歯の神経を抜いていても大丈夫ですか?というご質問をいただくこともありますが、差し歯の場合歯の神経を抜いていても歯の根っこはあります。歯の周囲の組織がしっかりしていることが歯を動かすときに大切なことですので歯列矯正に問題はありません。
18.ブリッジの歯が入ってますが、矯正できますか?
ブリッジをしていても歯列矯正は可能です。
矯正治療では歯を動かして並べるためのスペースが必要で、スペースを作るために抜歯しなければならない場合もあります。
仮に本来抜く歯が健康な歯で、その隣の歯が神経がない場合、隣の歯の方を抜く場合があります。 どちらを抜くかは、矯正認定医がメリット・デメリットを考慮して決定します。
歯が動くことにより歯ぐきの形や咬みあわせが変わってしまう場合には、矯正治療終了後にブリッジを作り直すときもあります。

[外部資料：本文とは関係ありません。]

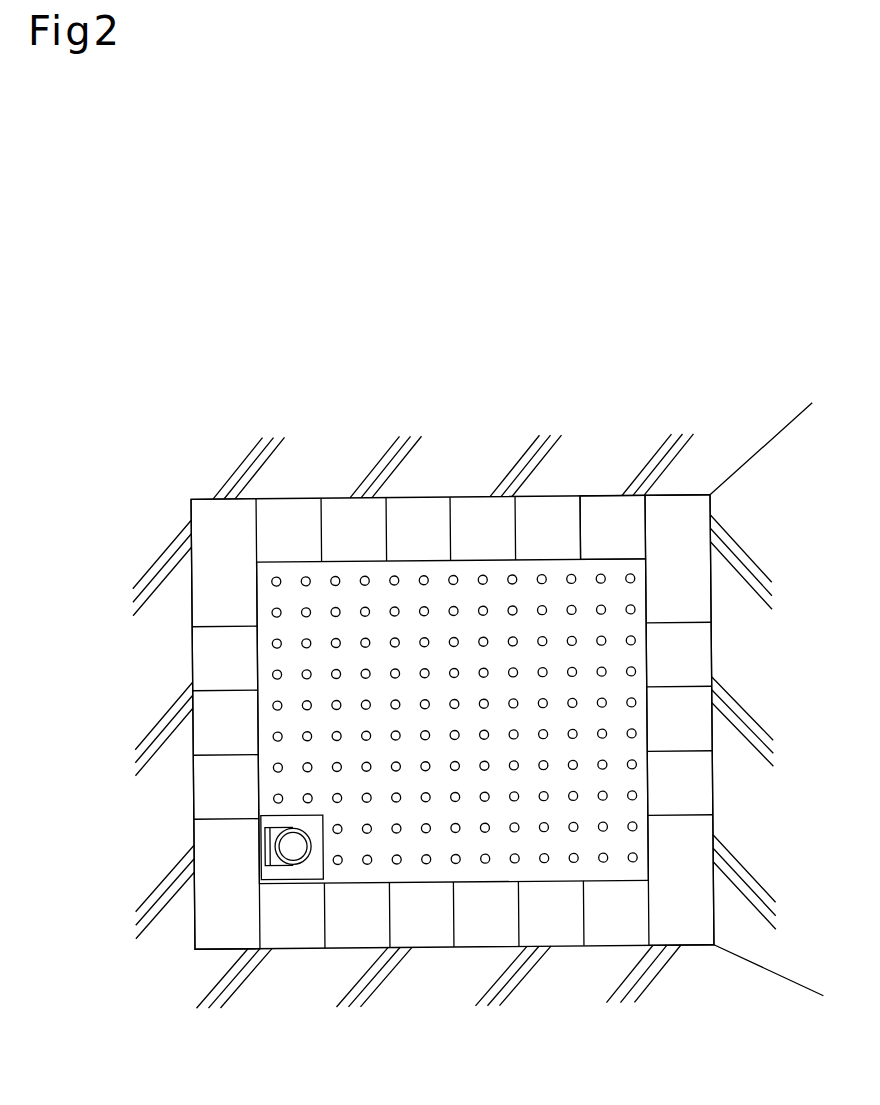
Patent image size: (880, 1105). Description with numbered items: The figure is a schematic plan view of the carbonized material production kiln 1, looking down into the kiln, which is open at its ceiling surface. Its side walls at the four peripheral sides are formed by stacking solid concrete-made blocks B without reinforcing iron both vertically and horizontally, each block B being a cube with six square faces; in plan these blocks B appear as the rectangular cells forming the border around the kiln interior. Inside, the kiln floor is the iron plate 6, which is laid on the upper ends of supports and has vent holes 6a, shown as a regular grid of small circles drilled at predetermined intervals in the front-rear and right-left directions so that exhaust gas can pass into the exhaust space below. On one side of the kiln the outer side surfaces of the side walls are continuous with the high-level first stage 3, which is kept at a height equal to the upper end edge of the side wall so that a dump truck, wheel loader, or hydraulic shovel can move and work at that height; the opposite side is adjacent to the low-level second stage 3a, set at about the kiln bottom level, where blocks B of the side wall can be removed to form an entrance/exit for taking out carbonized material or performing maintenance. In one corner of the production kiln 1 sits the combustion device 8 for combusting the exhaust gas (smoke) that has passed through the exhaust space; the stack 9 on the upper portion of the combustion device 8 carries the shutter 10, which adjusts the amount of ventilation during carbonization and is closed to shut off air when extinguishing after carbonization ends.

The carbonized material production kiln 1 is at (347, 606).
The iron plate 6 is at (483, 598).
The vent hole 6a is at (638, 795).
The block B is at (606, 522).
The first stage 3 is at (125, 700).
The second stage 3a is at (840, 703).
The combustion device 8 is at (305, 870).
The stack 9 is at (277, 866).
The shutter 10 is at (265, 847).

ブリッジがセラミックの場合はブラケットを貼り付ける接着剤が付きにくく外れてしまうことがありますが、再度接着し直せば問題はありません。
歯列矯正とブリッジの治療を考えていて、まだ治療前でしたら歯の全体をみて治療計画をたてますので、ブリッジをする前にまずは矯正歯科へご相談ください。
19.矯正すれば顎関節症は治りますか
顎関節症はあごに痛みがあったり、口が開けにくかったり、あごを動かしたときに音がなったりする症状があります。

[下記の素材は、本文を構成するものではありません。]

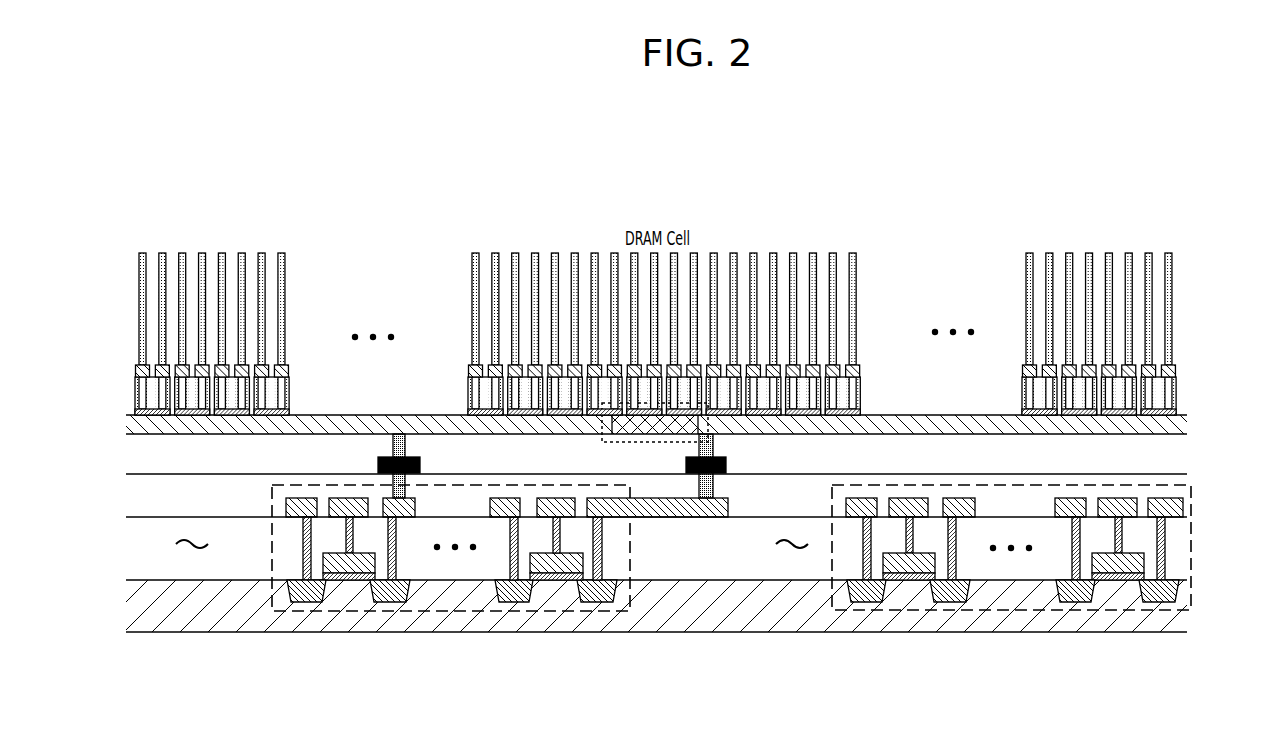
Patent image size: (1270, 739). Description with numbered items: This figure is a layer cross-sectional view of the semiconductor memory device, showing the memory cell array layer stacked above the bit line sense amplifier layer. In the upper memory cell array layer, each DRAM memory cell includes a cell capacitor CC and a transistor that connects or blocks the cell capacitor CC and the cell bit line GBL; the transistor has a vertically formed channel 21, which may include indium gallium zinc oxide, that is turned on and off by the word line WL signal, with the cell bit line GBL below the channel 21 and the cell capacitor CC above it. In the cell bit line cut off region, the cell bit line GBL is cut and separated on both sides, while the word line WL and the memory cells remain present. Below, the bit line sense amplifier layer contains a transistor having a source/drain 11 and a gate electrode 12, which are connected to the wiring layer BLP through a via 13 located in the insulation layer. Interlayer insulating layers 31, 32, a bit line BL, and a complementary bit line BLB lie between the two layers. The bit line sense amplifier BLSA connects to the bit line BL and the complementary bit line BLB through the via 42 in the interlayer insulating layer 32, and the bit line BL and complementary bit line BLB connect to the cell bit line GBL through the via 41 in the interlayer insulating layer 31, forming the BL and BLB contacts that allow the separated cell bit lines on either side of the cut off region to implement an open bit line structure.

The source/drain 11 is at (602, 600).
The gate electrode 12 is at (530, 557).
The via 13 is at (518, 531).
The channel 21 is at (1182, 404).
The interlayer insulating layer 31 is at (140, 457).
The interlayer insulating layer 32 is at (140, 496).
The via 41 is at (405, 452).
The via 42 is at (393, 490).
The cell capacitor CC is at (1172, 284).
The word line WL is at (1175, 388).
The cell bit line GBL is at (1186, 425).
The bit line BL is at (434, 463).
The complementary bit line BLB is at (668, 466).
The wiring layer BLP is at (1178, 502).
The bit line sense amplifier BLSA is at (1190, 573).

子供から大人まで発症する可能性はありますが、20代〜30代の若い女性に多い傾向のある疾患です。
咬みあわせや歯並びが良くないことが原因で顎関節症になったのではないかと考える方も多いと思いますが、顎関節症にはさまざまな原因があると考えられていて、咬みあわせ以外にも歯ぎしり、ストレス、ほおづえ、片方ばかりで噛む癖、また強く打った外傷や急に大きく口を開けたことなど色々な因子が合わさり引き起こされます。

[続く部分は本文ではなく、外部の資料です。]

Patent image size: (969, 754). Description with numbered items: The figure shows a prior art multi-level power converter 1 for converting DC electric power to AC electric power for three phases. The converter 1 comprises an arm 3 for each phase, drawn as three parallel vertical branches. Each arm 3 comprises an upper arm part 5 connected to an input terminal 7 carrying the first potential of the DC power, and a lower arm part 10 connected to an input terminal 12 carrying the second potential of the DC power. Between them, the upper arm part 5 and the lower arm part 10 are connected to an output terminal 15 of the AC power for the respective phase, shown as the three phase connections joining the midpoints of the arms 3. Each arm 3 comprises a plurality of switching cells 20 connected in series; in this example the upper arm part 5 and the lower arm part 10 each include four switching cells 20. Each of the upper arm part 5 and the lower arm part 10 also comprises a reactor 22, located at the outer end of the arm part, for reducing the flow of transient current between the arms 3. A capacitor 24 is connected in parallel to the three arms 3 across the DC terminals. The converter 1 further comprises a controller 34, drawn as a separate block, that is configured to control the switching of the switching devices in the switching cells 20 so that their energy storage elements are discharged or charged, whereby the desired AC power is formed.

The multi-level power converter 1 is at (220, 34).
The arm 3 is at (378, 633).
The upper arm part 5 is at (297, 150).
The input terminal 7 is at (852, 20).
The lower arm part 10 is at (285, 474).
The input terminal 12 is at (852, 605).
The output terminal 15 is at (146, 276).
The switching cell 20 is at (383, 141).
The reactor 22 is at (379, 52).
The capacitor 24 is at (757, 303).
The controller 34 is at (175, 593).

その因子が積み重なって限界を超えた時に発症すると言われています。
顎関節症の原因が咬みあわせ(歯並び)にある場合には歯列矯正により症状が軽減したり治ることもありますが、悪い咬みあわせ以外のことが原因であったり、顎関節自体が何らかの障害をすでに受けている場合は治りにくい時もあります。
20.矯正するのに歯を抜く必要はあるのですか?
あごの大きさが、歯の大きさに対して小さくなっている場合などは、歯を抜き、歯をきれいに並べるスペースを確保することがあります。
抜歯する歯は、前から4番目(第1小臼歯)になることが多いです。
もちろん、小学校低学年から矯正を始めた場合は、体の成長・発育を利用できるため、抜歯をしなくてもいいことがあります。
あごが小さく抜歯する必要がある場合は、精密検査により歯を抜く必要があるかどうか詳しく検討してから行います。
親知らずは必ず抜くの?
親知らずは生え方の状態やこれから動かしたい歯の位置によって、抜く場合と抜かない場合があります。親知らずを抜くのは以下のような場合です。
- 親知らずが斜めや横向きに生えていて、他の歯を押している時。
- 親知らずの手前の歯(第二大臼歯)を矯正治療によって後ろに移動させたい時。
この二つ以外の場合は歯科医師の判断で治療に良いと思われる方法をとるため、必ずしも親知らずを抜歯する必要はありません。